SpaceX Starlink Already Matches Cable Broadband Internet Service

US SpaceX Starlink users are getting 100 to 203 Mbps on downlink and around 15 to 33 Mbps on uplink. Latency varies between 20 to 45 milliseconds.

There is a startup purchase cost for a Starlink terminal. The terminal costs $499.

There about about 800-900 Starlink satellites currently and a full northern hemisphere deployment will be with about 4200 satellites and this could mostly be deployed by the end of 2021. There will then be an expansion to 12000 satellites for global coverage.

Performance downlink, uplink and latency should all improve with the wider satellite deployments.

SpaceX Starlink will be competitive for any area that does not have the best fiber. Starlink will be a valid alternative for internet cable and DSL services. Starlink will have limitations on the number of customers in some areas. This level of service will enable SpaceX Starlink to capture large segments of the internet consumer and business markets.

Starlink will have nearly complete global coverage which will make them dominant in rural areas and for mobile applications (ships, planes, trains, trucks, etc…). They will also be very competitive in smaller urban and suburban areas as the system is built out.

SOURCES- SpaceX, Techspot
Written by Brian Wang,

11 thoughts on “SpaceX Starlink Already Matches Cable Broadband Internet Service”

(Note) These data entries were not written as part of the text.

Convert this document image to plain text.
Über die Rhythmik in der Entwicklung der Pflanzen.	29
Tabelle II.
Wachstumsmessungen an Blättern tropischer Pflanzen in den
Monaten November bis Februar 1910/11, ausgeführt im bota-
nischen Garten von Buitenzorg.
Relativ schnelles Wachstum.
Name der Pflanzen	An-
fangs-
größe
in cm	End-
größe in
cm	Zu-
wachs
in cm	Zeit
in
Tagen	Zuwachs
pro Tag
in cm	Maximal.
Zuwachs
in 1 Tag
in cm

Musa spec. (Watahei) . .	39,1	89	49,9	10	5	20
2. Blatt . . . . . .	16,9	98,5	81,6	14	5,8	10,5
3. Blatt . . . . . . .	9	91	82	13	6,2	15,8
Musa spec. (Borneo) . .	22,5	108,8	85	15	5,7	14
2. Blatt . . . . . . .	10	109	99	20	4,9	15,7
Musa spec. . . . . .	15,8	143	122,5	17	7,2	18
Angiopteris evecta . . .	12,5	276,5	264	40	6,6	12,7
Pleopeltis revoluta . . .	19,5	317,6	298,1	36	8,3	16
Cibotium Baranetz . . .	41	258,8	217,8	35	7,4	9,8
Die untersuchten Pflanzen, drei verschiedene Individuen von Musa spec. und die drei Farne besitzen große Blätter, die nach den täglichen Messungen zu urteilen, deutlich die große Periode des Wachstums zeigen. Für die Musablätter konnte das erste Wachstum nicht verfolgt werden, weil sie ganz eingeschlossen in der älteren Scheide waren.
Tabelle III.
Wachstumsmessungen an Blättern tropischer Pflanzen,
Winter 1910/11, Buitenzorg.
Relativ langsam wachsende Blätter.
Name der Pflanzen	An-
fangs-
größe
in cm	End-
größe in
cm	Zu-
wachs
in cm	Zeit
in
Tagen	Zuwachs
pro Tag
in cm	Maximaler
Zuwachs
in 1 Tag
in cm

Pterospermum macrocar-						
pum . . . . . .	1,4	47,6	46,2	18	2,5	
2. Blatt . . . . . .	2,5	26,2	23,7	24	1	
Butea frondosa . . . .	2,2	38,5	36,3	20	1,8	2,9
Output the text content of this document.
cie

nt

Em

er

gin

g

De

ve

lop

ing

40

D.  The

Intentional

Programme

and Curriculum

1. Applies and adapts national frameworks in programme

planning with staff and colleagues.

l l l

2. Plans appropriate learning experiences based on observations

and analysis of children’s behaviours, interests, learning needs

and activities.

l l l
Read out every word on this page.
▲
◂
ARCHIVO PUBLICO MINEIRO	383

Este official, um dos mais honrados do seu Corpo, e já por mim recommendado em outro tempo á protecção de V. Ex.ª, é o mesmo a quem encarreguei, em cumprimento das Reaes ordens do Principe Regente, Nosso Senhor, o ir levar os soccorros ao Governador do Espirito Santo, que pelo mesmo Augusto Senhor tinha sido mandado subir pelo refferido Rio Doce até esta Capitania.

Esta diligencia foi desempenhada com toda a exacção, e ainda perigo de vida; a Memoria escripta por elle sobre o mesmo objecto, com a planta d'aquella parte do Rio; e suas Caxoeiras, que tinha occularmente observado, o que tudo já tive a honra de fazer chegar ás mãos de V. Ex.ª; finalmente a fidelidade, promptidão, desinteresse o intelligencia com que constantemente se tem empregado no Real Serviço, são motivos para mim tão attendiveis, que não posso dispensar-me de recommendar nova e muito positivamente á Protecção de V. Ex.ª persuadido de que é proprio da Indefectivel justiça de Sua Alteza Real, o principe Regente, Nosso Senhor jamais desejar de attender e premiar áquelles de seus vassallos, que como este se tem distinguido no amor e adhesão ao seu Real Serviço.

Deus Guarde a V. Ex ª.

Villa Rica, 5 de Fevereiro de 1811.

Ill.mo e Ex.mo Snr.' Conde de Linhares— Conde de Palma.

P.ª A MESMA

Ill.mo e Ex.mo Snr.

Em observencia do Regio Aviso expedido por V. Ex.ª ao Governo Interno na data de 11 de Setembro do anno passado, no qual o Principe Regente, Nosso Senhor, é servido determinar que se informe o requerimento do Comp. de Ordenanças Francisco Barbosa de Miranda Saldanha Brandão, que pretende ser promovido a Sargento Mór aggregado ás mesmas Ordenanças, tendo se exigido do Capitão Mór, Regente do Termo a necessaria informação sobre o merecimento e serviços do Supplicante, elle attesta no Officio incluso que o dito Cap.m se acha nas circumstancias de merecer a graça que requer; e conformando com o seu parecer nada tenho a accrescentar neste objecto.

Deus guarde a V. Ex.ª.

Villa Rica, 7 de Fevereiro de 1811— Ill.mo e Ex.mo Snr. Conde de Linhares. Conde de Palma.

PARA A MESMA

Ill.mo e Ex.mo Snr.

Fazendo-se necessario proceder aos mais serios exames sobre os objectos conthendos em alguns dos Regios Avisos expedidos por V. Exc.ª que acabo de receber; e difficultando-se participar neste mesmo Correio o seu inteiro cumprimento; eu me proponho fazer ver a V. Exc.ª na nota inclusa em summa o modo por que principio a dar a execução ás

  1. 15 mins south of the San Francisco Bay area, tech capital of the world, stuck with 10mbit down < 1 mbit up dsl. Way to rub it in, europe.

  2. I can get 500 Mbit for 10 bucks here on fiber (in Europe), or at a more expensive provider 2000 Mbit (yes, 2 Gbit) for 20 bucks. Obviously with no upfront costs.
    This service won't be really popular here, maybe in special usecases.

  3. I can see how they'd not be able to afford Manhattanites buying them in Montana, and then going home. But they'd have to be at least a bit relaxed about location, they were bragging about how it would work in a moving vehicle.

    Maybe a roaming mode that gave you lower priority than fixed installations, and stopped working altogether in areas with more than a certain concentration of subscribers.

  4. Outside of rural areas there will have to be some kind of cap or throttling as there is only so much throughput per satellite.

  5. Apparently Starlink are geo-locking the terminals, likely to dissuade people from signing up in one are to move to another. They need to manage their capacity carefully.

  6. This looks very promising. If the full system can achieve 100 Mbps up and down, 20 ms, $100/mo, and no data caps, then it will be used by far more than just rural people. I have decent fiber, but I would switch.

    I do wonder about data caps. I haven’t heard whether it will be unlimited data or not.

  7. Yep. They don't see the satellites as something that needs to be launched by some date and be done with it, but as a continuously improving, growing infrastructure.

    That comes from having a launcher company in-house, but also from a plan.

  8. The capabilities of each satellite will also grow including inter-satellite laser links. It’s an advantage of short working lifespan and SpaceX’s growing launch capability that every aspect of the system will improve iteratively. SpaceX will continuously mass produce and launch new generations.

  9. Depending on the monthly charge, I might drop my current cable internet in favor of Starlink. Honestly, the 70Mbps I'm getting with it is more than adequate, but the portability would be welcome, and I wouldn't mind my money heading SpaceX's way.

    I have a friend out in the country who's very eager, though, as the best he can get is DSL.

  10. Under-promise and over-deliver. Good way to impress and earn customer loyalty.

    Let's hope these speeds are maintained after the beta release.

    The satellite constellation is just taking off, and the capabilities will certainly grow with more satellites, but so will the amount of end users.